Maybe the critter would have shown more respect to a first-place blue ribbon, two city slickers surmised as we wandered through the Bloomsburg Fair earlier this week, but the green, sixth-place version seemed eminently munchable.
Speaking of eating, that’s a major activity at the fair, for people as well as animals. We did our share, sampling potato pancakes and maple milkshakes and then circling back to a permanent building — you can’t miss it; it has a facsimile of a big baked potato on its roof — to choose from the menu the folks from the Black Creek United Methodist Church of Sugarloaf were serving.
“Enjoy every ounce of that pulled pork,” the cashier advised us, adding she had personally pulled more than 200 pounds herself.
Had that been an exhausting task? Not at all, she said, explaining the meat was so tender after eight hours or so of slow roasting, it practically fell off the bones.
The church’s cozy building, where they’ll continue to serve food through Saturday, was a welcome shelter from Tuesday’s rain, as were the many other structures where you could find everything from antique farm equipment to high school students’ up-to-the-minute STEM projects, and from livestock to arts and crafts.
Much of the artwork was eye-catching, from the needle-craft image of the original Star Trek crew to the photo of two squirrels peeking from a knothole to a rendering of a tiny striped kitten seeing a tiger as it gazed at its reflection.

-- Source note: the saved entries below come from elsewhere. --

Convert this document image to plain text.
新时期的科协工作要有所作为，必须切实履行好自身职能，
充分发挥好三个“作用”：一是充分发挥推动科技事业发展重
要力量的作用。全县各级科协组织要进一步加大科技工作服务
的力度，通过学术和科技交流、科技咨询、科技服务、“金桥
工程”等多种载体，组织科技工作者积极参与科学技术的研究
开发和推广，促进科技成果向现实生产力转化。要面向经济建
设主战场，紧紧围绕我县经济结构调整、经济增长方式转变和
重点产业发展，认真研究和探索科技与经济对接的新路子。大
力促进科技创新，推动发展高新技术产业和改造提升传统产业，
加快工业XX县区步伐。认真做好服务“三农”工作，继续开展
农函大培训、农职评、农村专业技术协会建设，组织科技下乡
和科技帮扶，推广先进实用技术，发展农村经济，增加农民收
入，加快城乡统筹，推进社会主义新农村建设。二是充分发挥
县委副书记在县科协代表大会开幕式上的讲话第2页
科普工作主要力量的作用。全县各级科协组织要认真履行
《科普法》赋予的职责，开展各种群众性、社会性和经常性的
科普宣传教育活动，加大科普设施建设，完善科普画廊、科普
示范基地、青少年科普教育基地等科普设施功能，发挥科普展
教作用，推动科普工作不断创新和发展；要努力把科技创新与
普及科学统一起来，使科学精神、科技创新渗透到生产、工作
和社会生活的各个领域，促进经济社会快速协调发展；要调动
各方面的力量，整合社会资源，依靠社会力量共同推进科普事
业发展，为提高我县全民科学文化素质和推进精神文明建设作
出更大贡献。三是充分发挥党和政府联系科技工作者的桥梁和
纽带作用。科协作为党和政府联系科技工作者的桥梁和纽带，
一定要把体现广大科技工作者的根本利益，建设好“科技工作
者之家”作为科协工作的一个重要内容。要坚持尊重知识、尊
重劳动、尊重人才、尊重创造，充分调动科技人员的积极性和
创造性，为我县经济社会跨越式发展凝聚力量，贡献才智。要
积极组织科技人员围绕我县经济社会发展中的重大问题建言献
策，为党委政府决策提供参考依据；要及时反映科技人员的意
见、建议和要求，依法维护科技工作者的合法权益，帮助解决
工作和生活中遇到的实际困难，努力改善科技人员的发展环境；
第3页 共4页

But maybe the best thing about the fair is its overall salute to agriculture, farmers and farm life, which can be really educational to us city dwellers. If you live in Wilkes-Barre and maybe have some tomatoes or lettuce in a backyard garden, it can be eye-opening to look at gigantic pumpkins and samples of hay and realize people from as close as Danville and Nescopeck brought this rustic fare to be judged at the fair.

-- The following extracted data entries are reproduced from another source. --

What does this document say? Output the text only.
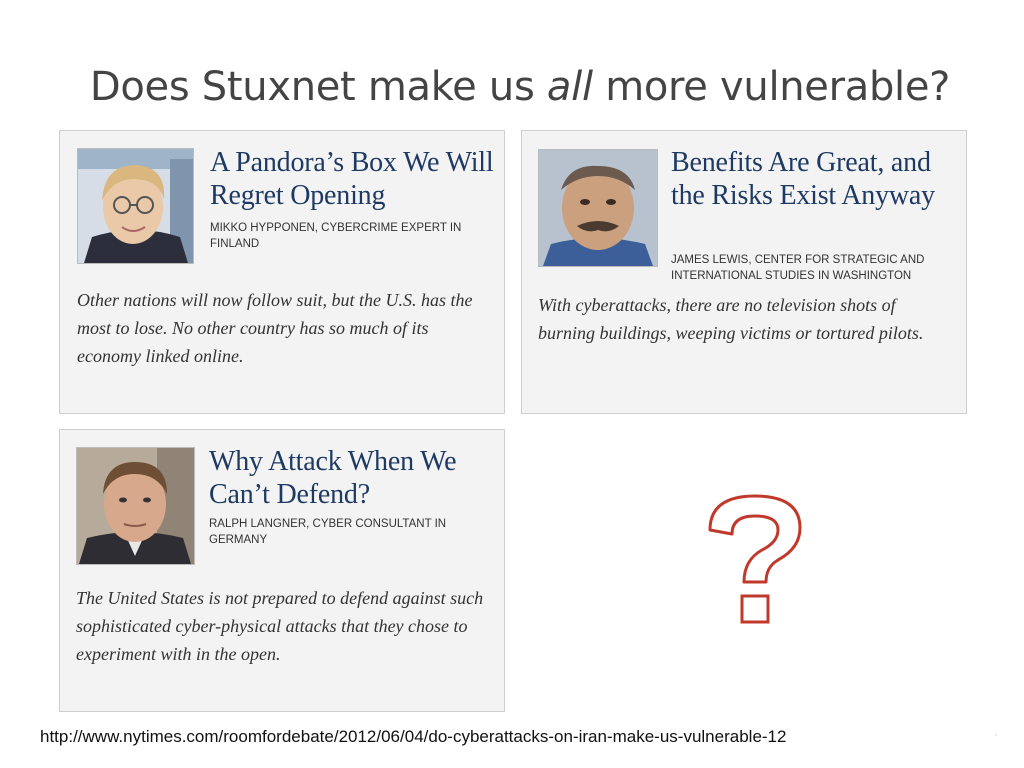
Does Stuxnet make us all more vulnerable?
A Pandora’s Box We Will Regret Opening
MIKKO HYPPONEN, CYBERCRIME EXPERT IN FINLAND
Other nations will now follow suit, but the U.S. has the most to lose. No other country has so much of its economy linked online.
Benefits Are Great, and the Risks Exist Anyway
JAMES LEWIS, CENTER FOR STRATEGIC AND INTERNATIONAL STUDIES IN WASHINGTON
With cyberattacks, there are no television shots of burning buildings, weeping victims or tortured pilots.
Why Attack When We Can’t Defend?
RALPH LANGNER, CYBER CONSULTANT IN GERMANY
The United States is not prepared to defend against such sophisticated cyber-physical attacks that they chose to experiment with in the open.
http://www.nytimes.com/roomfordebate/2012/06/04/do-cyberattacks-on-iran-make-us-vulnerable-12	·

It’s heart-warming and reassuring, somehow, to see the fruit and vegetables that people have picked and preserved and the nuts they’ve gathered and to think — with gratitude — about where food comes from.

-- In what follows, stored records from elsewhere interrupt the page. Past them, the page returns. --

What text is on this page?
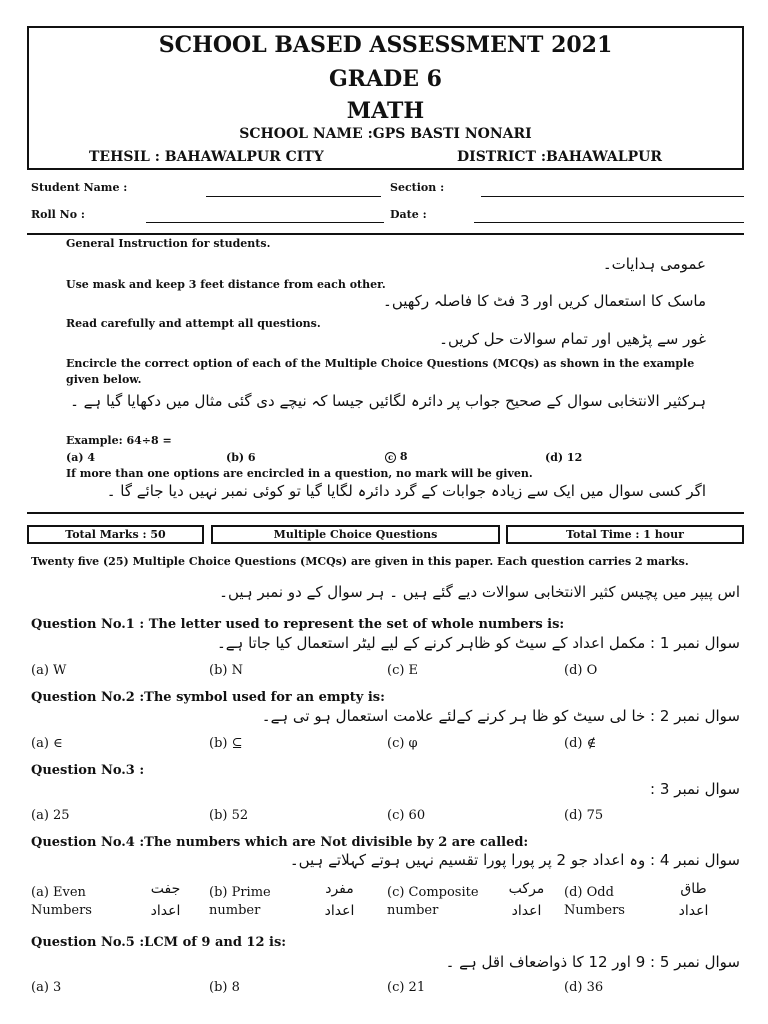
SCHOOL BASED ASSESSMENT 2021
GRADE 6
MATH
SCHOOL NAME :GPS BASTI NONARI
TEHSIL : BAHAWALPUR CITY	DISTRICT :BAHAWALPUR
Student Name :	Section :
Roll No :	Date :
General Instruction for students.
عمومی ہدایات۔
Use mask and keep 3 feet distance from each other.
ماسک کا استعمال کریں اور 3 فٹ کا فاصلہ رکھیں۔
Read carefully and attempt all questions.
غور سے پڑھیں اور تمام سوالات حل کریں۔
Encircle the correct option of each of the Multiple Choice Questions (MCQs) as shown in the example given below.
ہرکثیر الانتخابی سوال کے صحیح جواب پر دائرہ لگائیں جیسا کہ نیچے دی گئی مثال میں دکھایا گیا ہے ۔
Example: 64÷8 =
(a) 4	(b) 6	c 8	(d) 12
If more than one options are encircled in a question, no mark will be given.
اگر کسی سوال میں ایک سے زیادہ جوابات کے گرد دائرہ لگایا گیا تو کوئی نمبر نہیں دیا جائے گا ۔
Total Marks : 50	Multiple Choice Questions	Total Time : 1 hour
Twenty five (25) Multiple Choice Questions (MCQs) are given in this paper. Each question carries 2 marks.
اس پیپر میں پچیس کثیر الانتخابی سوالات دیے گئے ہیں ۔ ہر سوال کے دو نمبر ہیں۔
Question No.1 : The letter used to represent the set of whole numbers is:
سوال نمبر 1 : مکمل اعداد کے سیٹ کو ظاہر کرنے کے لیے لیٹر استعمال کیا جاتا ہے۔
(a) W	(b) N	(c) E	(d) O
Question No.2 :The symbol used for an empty is:
سوال نمبر 2 : خا لی سیٹ کو ظا ہر کرنے کےلئے علامت استعمال ہو تی ہے۔
(a) ∈	(b) ⊆	(c) φ	(d) ∉
Question No.3 :
سوال نمبر 3 :
(a) 25	(b) 52	(c) 60	(d) 75
Question No.4 :The numbers which are Not divisible by 2 are called:
سوال نمبر 4 : وہ اعداد جو 2 پر پورا پورا تقسیم نہیں ہوتے کہلاتے ہیں۔
(a) Even Numbers
جفت اعداد
(b) Prime number
مفرد اعداد
(c) Composite number
مرکب اعداد
(d) Odd Numbers
طاق اعداد
Question No.5 :LCM of 9 and 12 is:
سوال نمبر 5 : 9 اور 12 کا ذواضعاف اقل ہے ۔
(a) 3	(b) 8	(c) 21	(d) 36
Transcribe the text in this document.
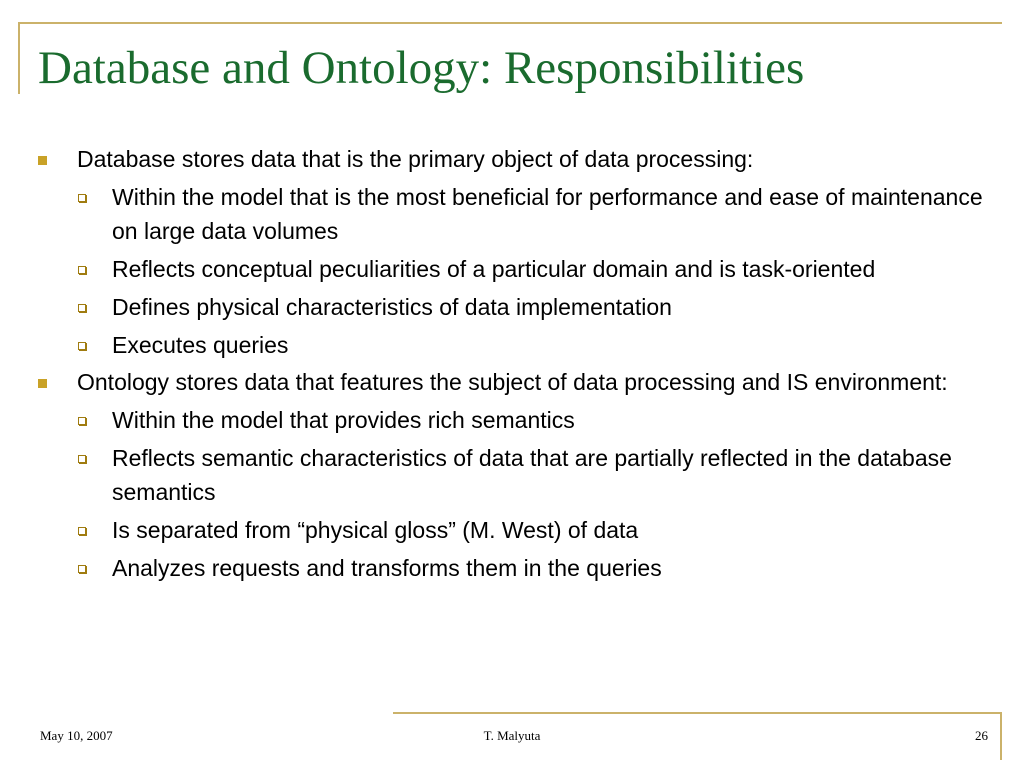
Database and Ontology: Responsibilities
Database stores data that is the primary object of data processing:
Within the model that is the most beneficial for performance and ease of maintenance on large data volumes
Reflects conceptual peculiarities of a particular domain and is task-oriented
Defines physical characteristics of data implementation
Executes queries
Ontology stores data that features the subject of data processing and IS environment:
Within the model that provides rich semantics
Reflects semantic characteristics of data that are partially reflected in the database semantics
Is separated from “physical gloss” (M. West) of data
Analyzes requests and transforms them in the queries
May 10, 2007	T. Malyuta	26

As one sign set up next to a scarecrow described the life of a farmer: “His equipment is worth more than his house. His animals eat breakfast before he does. He bases his day on acres rather than hours (and) He can fix almost anything with baler twine and duct tape.”
You still have four more days to enjoy the 163rd annual Bloomsburg Fair, which takes place through Saturday at 620 West Third Street in Bloomsburg. Admission is $8 at the gate, from 7 a.m. to 9 p.m. daily, for ages 12 and older; free for those younger than 12 every day. Students ages ages 13 to 18 get free entry on Friday.